REPUBLIKA.CO.ID, BANDUNG -- Istri Gubernur Jawa Barat Atalia Praratya menegaskan, pihaknya tidak menutup-nutupi kasus kekerasan yang menimpa sejumlah santriwati. Penegasan ini menjawab tudingan bila dirinya menutupi kasus tersebut.
Sebelumnya, Atalia mengungkap jika kasus ini sudah diketahui dan ditangani pihaknya sejak Mei lalu. Namun pernyataan ini, dinilai banyak pihak dan netizen sebagai upaya menutupi kasus.
“Sesungguhnya, saya sangat memahami kemarahan netizen terhadap kondisi ini,” ujar Atalia dalam keterangan resmi, Senin (14/12).
Atalia pun menjelaskan, sejumlah klarifikasi untuk menjawab tudingan keras tersebut. Pertama, Polda Jabar, UPTD PPA Jabar, P2TP2ZA kota kabupaten, kejaksaan tinggi, LPSK, dan lain-lain telah bekerja dengan profesional sejak ditemukannya kasus ini.
“Penjangkauan, pemeriksaan, pendampingan, trauma healing dll bagi korban dan proses hukum bagi pelaku sudah dilakukan, bahkan saat ini persidangan telah digelar untuk yang ke 6 kalinya. Untuk itu saya menghaturkan terima kasih yang sebesar-besarnya,” paparnya.
Atalia pun membantah, tudingan soal menutupi kasus tersebut. Menurutnya, untuk menghindari predikat pahlawan kesiangan dan cari sensasi, Atalia lebih memilih fokus pada pemulihan kondisi para korban.
“Saya tidak menutupi kasus ini dari media maupun publik. Tidak mengekspos bukan berarti menutupi. Sebagai Bunda Forum Anak Daerah Jabar, tugas saya memastikan para korban usia anak ini mendapat haknya dan mendapatkan perlindungan terbaik sesuai dengan UU Perlindungan Anak. Fokus pada solusi bukan sensasi,” paparnya.
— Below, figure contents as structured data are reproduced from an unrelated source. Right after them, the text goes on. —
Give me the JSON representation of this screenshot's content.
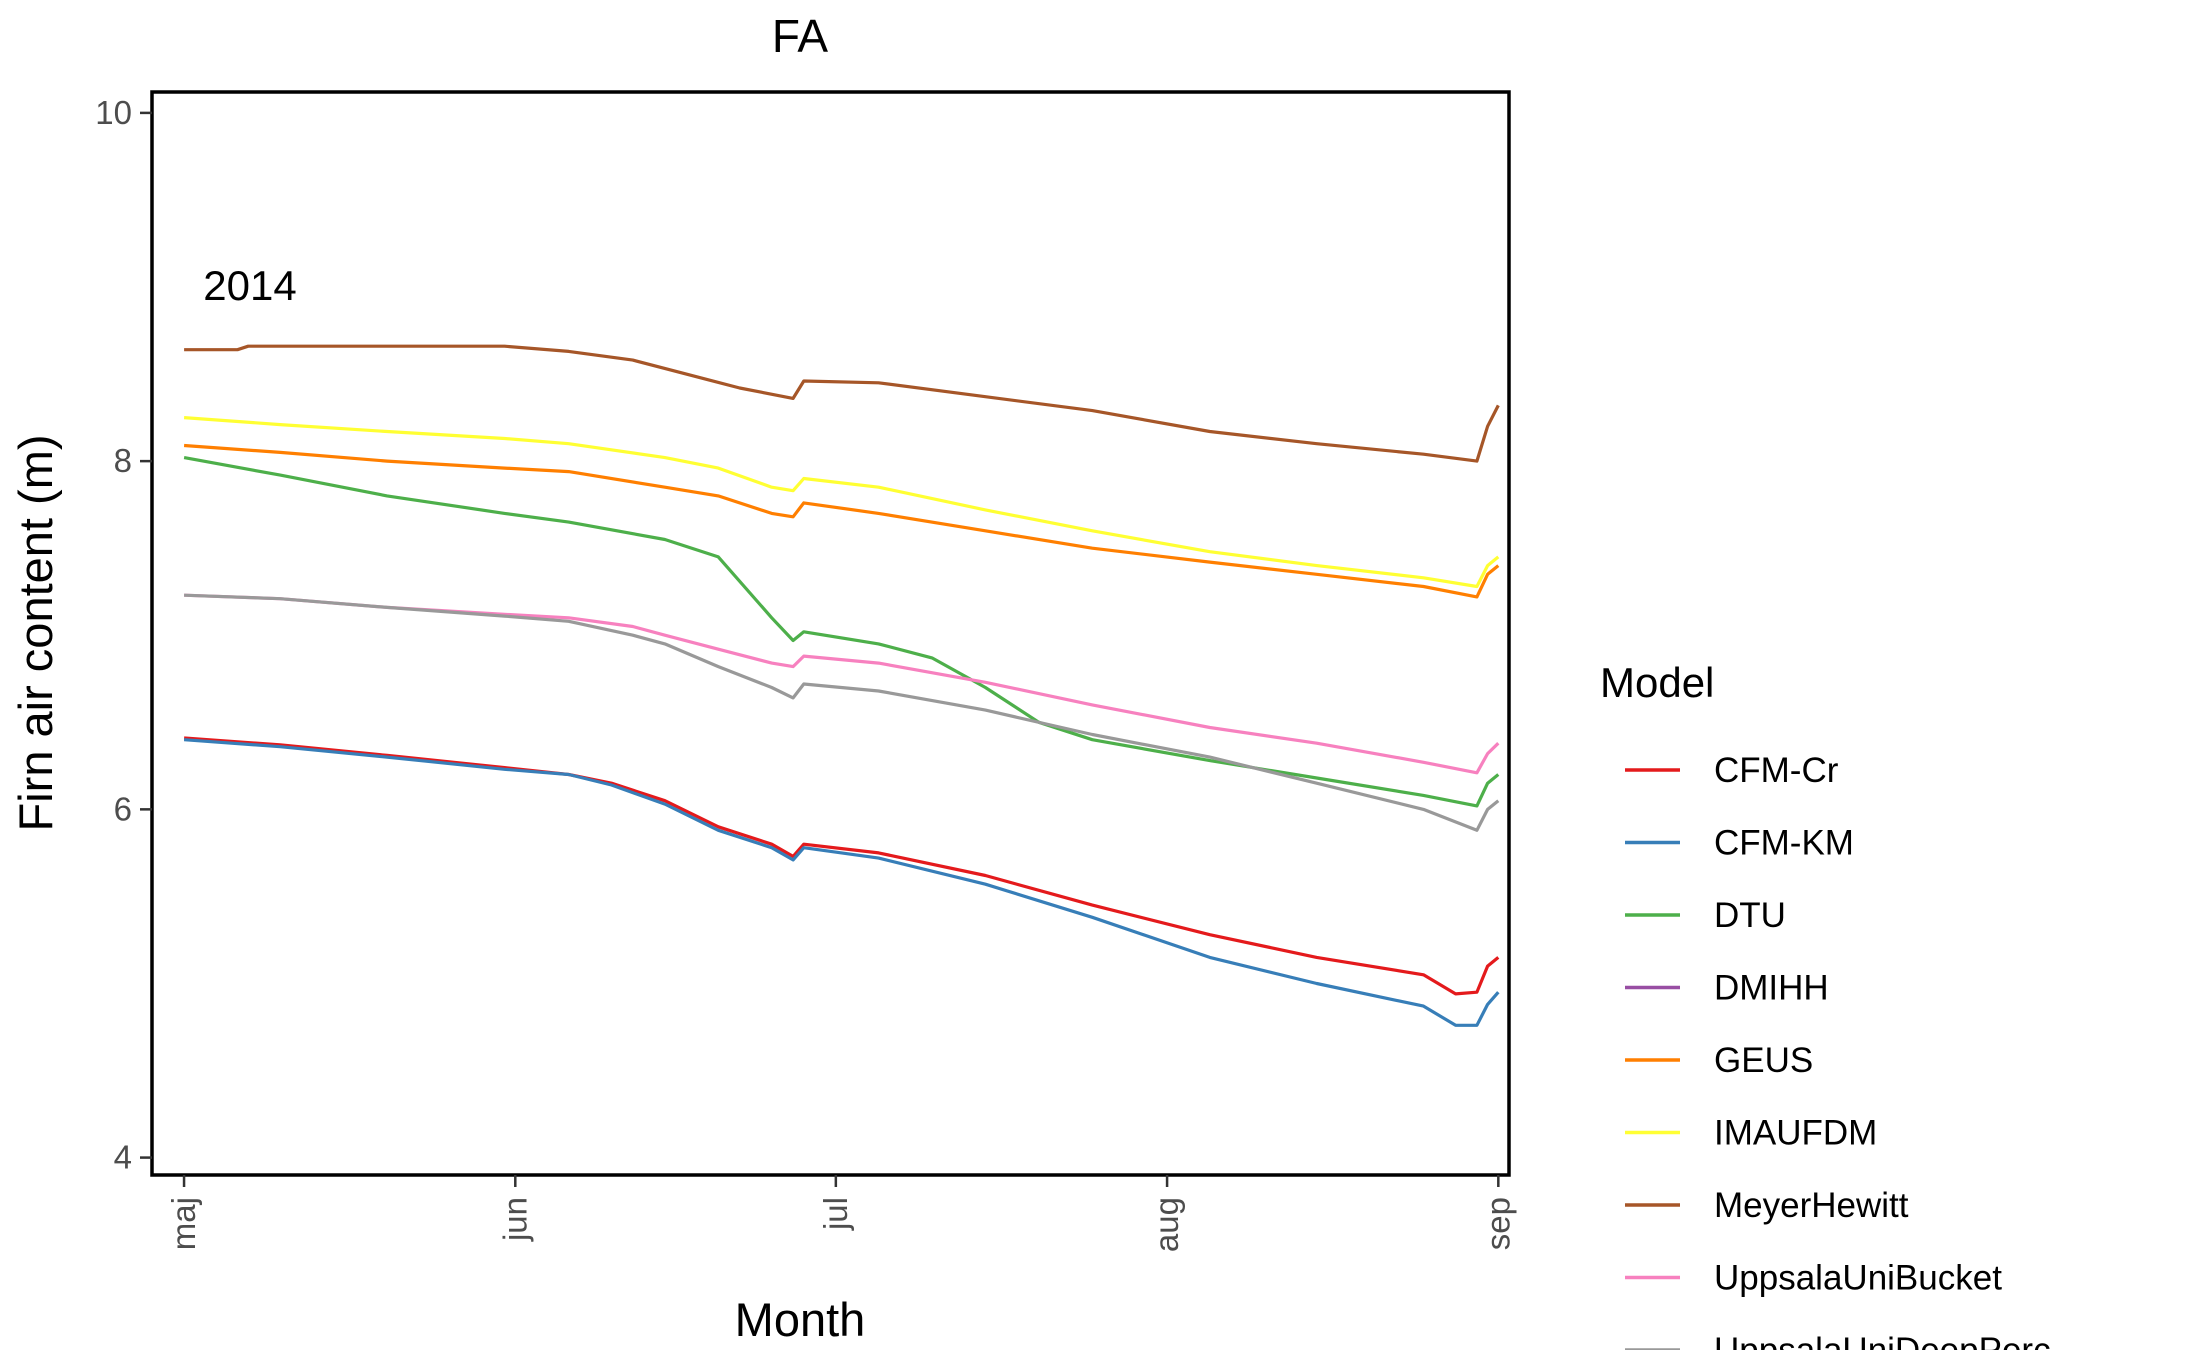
{
  "chart_data": {
    "type": "line",
    "title": "FA",
    "xlabel": "Month",
    "ylabel": "Firn air content (m)",
    "annotation": "2014",
    "x_ticks": [
      "maj",
      "jun",
      "jul",
      "aug",
      "sep"
    ],
    "x_tick_dates": [
      "2014-05-01",
      "2014-06-01",
      "2014-07-01",
      "2014-08-01",
      "2014-09-01"
    ],
    "y_ticks": [
      "4",
      "6",
      "8",
      "10"
    ],
    "ylim": [
      3.9,
      10.12
    ],
    "xlim": [
      "2014-04-28",
      "2014-09-02"
    ],
    "grid": false,
    "legend": {
      "title": "Model",
      "position": "right"
    },
    "series": [
      {
        "name": "CFM-Cr",
        "color": "#E41A1C",
        "points": [
          [
            "2014-05-01",
            6.41
          ],
          [
            "2014-05-10",
            6.37
          ],
          [
            "2014-05-20",
            6.31
          ],
          [
            "2014-05-31",
            6.24
          ],
          [
            "2014-06-06",
            6.2
          ],
          [
            "2014-06-10",
            6.15
          ],
          [
            "2014-06-15",
            6.05
          ],
          [
            "2014-06-20",
            5.9
          ],
          [
            "2014-06-25",
            5.8
          ],
          [
            "2014-06-27",
            5.73
          ],
          [
            "2014-06-28",
            5.8
          ],
          [
            "2014-07-05",
            5.75
          ],
          [
            "2014-07-15",
            5.62
          ],
          [
            "2014-07-25",
            5.45
          ],
          [
            "2014-08-05",
            5.28
          ],
          [
            "2014-08-15",
            5.15
          ],
          [
            "2014-08-25",
            5.05
          ],
          [
            "2014-08-28",
            4.94
          ],
          [
            "2014-08-30",
            4.95
          ],
          [
            "2014-08-31",
            5.1
          ],
          [
            "2014-09-01",
            5.15
          ]
        ]
      },
      {
        "name": "CFM-KM",
        "color": "#377EB8",
        "points": [
          [
            "2014-05-01",
            6.4
          ],
          [
            "2014-05-10",
            6.36
          ],
          [
            "2014-05-20",
            6.3
          ],
          [
            "2014-05-31",
            6.23
          ],
          [
            "2014-06-06",
            6.2
          ],
          [
            "2014-06-10",
            6.14
          ],
          [
            "2014-06-15",
            6.03
          ],
          [
            "2014-06-20",
            5.88
          ],
          [
            "2014-06-25",
            5.78
          ],
          [
            "2014-06-27",
            5.71
          ],
          [
            "2014-06-28",
            5.78
          ],
          [
            "2014-07-05",
            5.72
          ],
          [
            "2014-07-15",
            5.57
          ],
          [
            "2014-07-25",
            5.38
          ],
          [
            "2014-08-05",
            5.15
          ],
          [
            "2014-08-15",
            5.0
          ],
          [
            "2014-08-25",
            4.87
          ],
          [
            "2014-08-28",
            4.76
          ],
          [
            "2014-08-30",
            4.76
          ],
          [
            "2014-08-31",
            4.88
          ],
          [
            "2014-09-01",
            4.95
          ]
        ]
      },
      {
        "name": "DTU",
        "color": "#4DAF4A",
        "points": [
          [
            "2014-05-01",
            8.02
          ],
          [
            "2014-05-10",
            7.92
          ],
          [
            "2014-05-20",
            7.8
          ],
          [
            "2014-05-31",
            7.7
          ],
          [
            "2014-06-06",
            7.65
          ],
          [
            "2014-06-15",
            7.55
          ],
          [
            "2014-06-20",
            7.45
          ],
          [
            "2014-06-25",
            7.1
          ],
          [
            "2014-06-27",
            6.97
          ],
          [
            "2014-06-28",
            7.02
          ],
          [
            "2014-07-05",
            6.95
          ],
          [
            "2014-07-10",
            6.87
          ],
          [
            "2014-07-15",
            6.7
          ],
          [
            "2014-07-20",
            6.5
          ],
          [
            "2014-07-25",
            6.4
          ],
          [
            "2014-08-05",
            6.28
          ],
          [
            "2014-08-15",
            6.18
          ],
          [
            "2014-08-25",
            6.08
          ],
          [
            "2014-08-30",
            6.02
          ],
          [
            "2014-08-31",
            6.15
          ],
          [
            "2014-09-01",
            6.2
          ]
        ]
      },
      {
        "name": "DMIHH",
        "color": "#984EA3",
        "points": []
      },
      {
        "name": "GEUS",
        "color": "#FF7F00",
        "points": [
          [
            "2014-05-01",
            8.09
          ],
          [
            "2014-05-10",
            8.05
          ],
          [
            "2014-05-20",
            8.0
          ],
          [
            "2014-05-31",
            7.96
          ],
          [
            "2014-06-06",
            7.94
          ],
          [
            "2014-06-15",
            7.85
          ],
          [
            "2014-06-20",
            7.8
          ],
          [
            "2014-06-25",
            7.7
          ],
          [
            "2014-06-27",
            7.68
          ],
          [
            "2014-06-28",
            7.76
          ],
          [
            "2014-07-05",
            7.7
          ],
          [
            "2014-07-15",
            7.6
          ],
          [
            "2014-07-25",
            7.5
          ],
          [
            "2014-08-05",
            7.42
          ],
          [
            "2014-08-15",
            7.35
          ],
          [
            "2014-08-25",
            7.28
          ],
          [
            "2014-08-30",
            7.22
          ],
          [
            "2014-08-31",
            7.35
          ],
          [
            "2014-09-01",
            7.4
          ]
        ]
      },
      {
        "name": "IMAUFDM",
        "color": "#FFFF33",
        "points": [
          [
            "2014-05-01",
            8.25
          ],
          [
            "2014-05-10",
            8.21
          ],
          [
            "2014-05-20",
            8.17
          ],
          [
            "2014-05-31",
            8.13
          ],
          [
            "2014-06-06",
            8.1
          ],
          [
            "2014-06-15",
            8.02
          ],
          [
            "2014-06-20",
            7.96
          ],
          [
            "2014-06-25",
            7.85
          ],
          [
            "2014-06-27",
            7.83
          ],
          [
            "2014-06-28",
            7.9
          ],
          [
            "2014-07-05",
            7.85
          ],
          [
            "2014-07-15",
            7.72
          ],
          [
            "2014-07-25",
            7.6
          ],
          [
            "2014-08-05",
            7.48
          ],
          [
            "2014-08-15",
            7.4
          ],
          [
            "2014-08-25",
            7.33
          ],
          [
            "2014-08-30",
            7.28
          ],
          [
            "2014-08-31",
            7.4
          ],
          [
            "2014-09-01",
            7.45
          ]
        ]
      },
      {
        "name": "MeyerHewitt",
        "color": "#A65628",
        "points": [
          [
            "2014-05-01",
            8.64
          ],
          [
            "2014-05-06",
            8.64
          ],
          [
            "2014-05-07",
            8.66
          ],
          [
            "2014-05-31",
            8.66
          ],
          [
            "2014-06-06",
            8.63
          ],
          [
            "2014-06-12",
            8.58
          ],
          [
            "2014-06-17",
            8.5
          ],
          [
            "2014-06-22",
            8.42
          ],
          [
            "2014-06-27",
            8.36
          ],
          [
            "2014-06-28",
            8.46
          ],
          [
            "2014-07-05",
            8.45
          ],
          [
            "2014-07-15",
            8.37
          ],
          [
            "2014-07-25",
            8.29
          ],
          [
            "2014-08-05",
            8.17
          ],
          [
            "2014-08-15",
            8.1
          ],
          [
            "2014-08-25",
            8.04
          ],
          [
            "2014-08-30",
            8.0
          ],
          [
            "2014-08-31",
            8.2
          ],
          [
            "2014-09-01",
            8.32
          ]
        ]
      },
      {
        "name": "UppsalaUniBucket",
        "color": "#F781BF",
        "points": [
          [
            "2014-05-01",
            7.23
          ],
          [
            "2014-05-10",
            7.21
          ],
          [
            "2014-05-20",
            7.16
          ],
          [
            "2014-05-31",
            7.12
          ],
          [
            "2014-06-06",
            7.1
          ],
          [
            "2014-06-12",
            7.05
          ],
          [
            "2014-06-15",
            7.0
          ],
          [
            "2014-06-20",
            6.92
          ],
          [
            "2014-06-25",
            6.84
          ],
          [
            "2014-06-27",
            6.82
          ],
          [
            "2014-06-28",
            6.88
          ],
          [
            "2014-07-05",
            6.84
          ],
          [
            "2014-07-15",
            6.73
          ],
          [
            "2014-07-25",
            6.6
          ],
          [
            "2014-08-05",
            6.47
          ],
          [
            "2014-08-15",
            6.38
          ],
          [
            "2014-08-25",
            6.27
          ],
          [
            "2014-08-30",
            6.21
          ],
          [
            "2014-08-31",
            6.32
          ],
          [
            "2014-09-01",
            6.38
          ]
        ]
      },
      {
        "name": "UppsalaUniDeepPerc",
        "color": "#999999",
        "points": [
          [
            "2014-05-01",
            7.23
          ],
          [
            "2014-05-10",
            7.21
          ],
          [
            "2014-05-20",
            7.16
          ],
          [
            "2014-05-31",
            7.11
          ],
          [
            "2014-06-06",
            7.08
          ],
          [
            "2014-06-12",
            7.0
          ],
          [
            "2014-06-15",
            6.95
          ],
          [
            "2014-06-20",
            6.82
          ],
          [
            "2014-06-25",
            6.7
          ],
          [
            "2014-06-27",
            6.64
          ],
          [
            "2014-06-28",
            6.72
          ],
          [
            "2014-07-05",
            6.68
          ],
          [
            "2014-07-15",
            6.57
          ],
          [
            "2014-07-25",
            6.43
          ],
          [
            "2014-08-05",
            6.3
          ],
          [
            "2014-08-15",
            6.15
          ],
          [
            "2014-08-25",
            6.0
          ],
          [
            "2014-08-30",
            5.88
          ],
          [
            "2014-08-31",
            6.0
          ],
          [
            "2014-09-01",
            6.05
          ]
        ]
      }
    ]
  }
}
Atalia menilai, dinamika yang berkembang saat ini, dengan gencarnya pemberitaan di media massa dan media sosial seperti yang pihaknya khawatirkan, patut disayangkan.
“Karena tiba- tiba ada banyak pihak yang berusaha mencari identitas dan mendekati para korban/orang tuanya untuk menggali cerita mereka, mengusik kembali hidup mereka,” katanya.
Atalia meminta, semua pihak perlu memperhatikan kondisi psikologis para korban dan orangtua mereka. Ada 5 korban yang belum sekolah dan 3 korban dikeluarkan dari sekolah karena diketahui telah memiliki anak.
“Kondisi mereka yang awalnya sudah mulai menerima keadaan, kini kembali cemas dan trauma. Bahkan ada yang ingin keluar dari sekolah dan pindah dari kampung halamannya,” katanya.
Menurut Atalia, perlindungan bagi korban, termasuk dari pemberitaan, penting. Agar korban lain pada kasus lain, berani melapor.
“Sampai saat ini saya telah berkoordinasi dengan banyak pihak memastikan langkah cepat dan paling aman agar para korban dibawah umur ini mendapatkan hak periindungan sesuai dengan UU Perlindungan Anak, memastikan masa depannya, pendidikannya serta pengakuan hukum atas bayi yang dilahirkannya,” paparnya.
Atalia juga mengajak semua pihak, baik masyarakat maupun media massa untuk bersama-sama saling membantu memberikan rasa aman pada korban dengan fokus pada hukuman berat bagi pelaku. Sehingga, hal biadab seperti ini tidak terjadi lagi.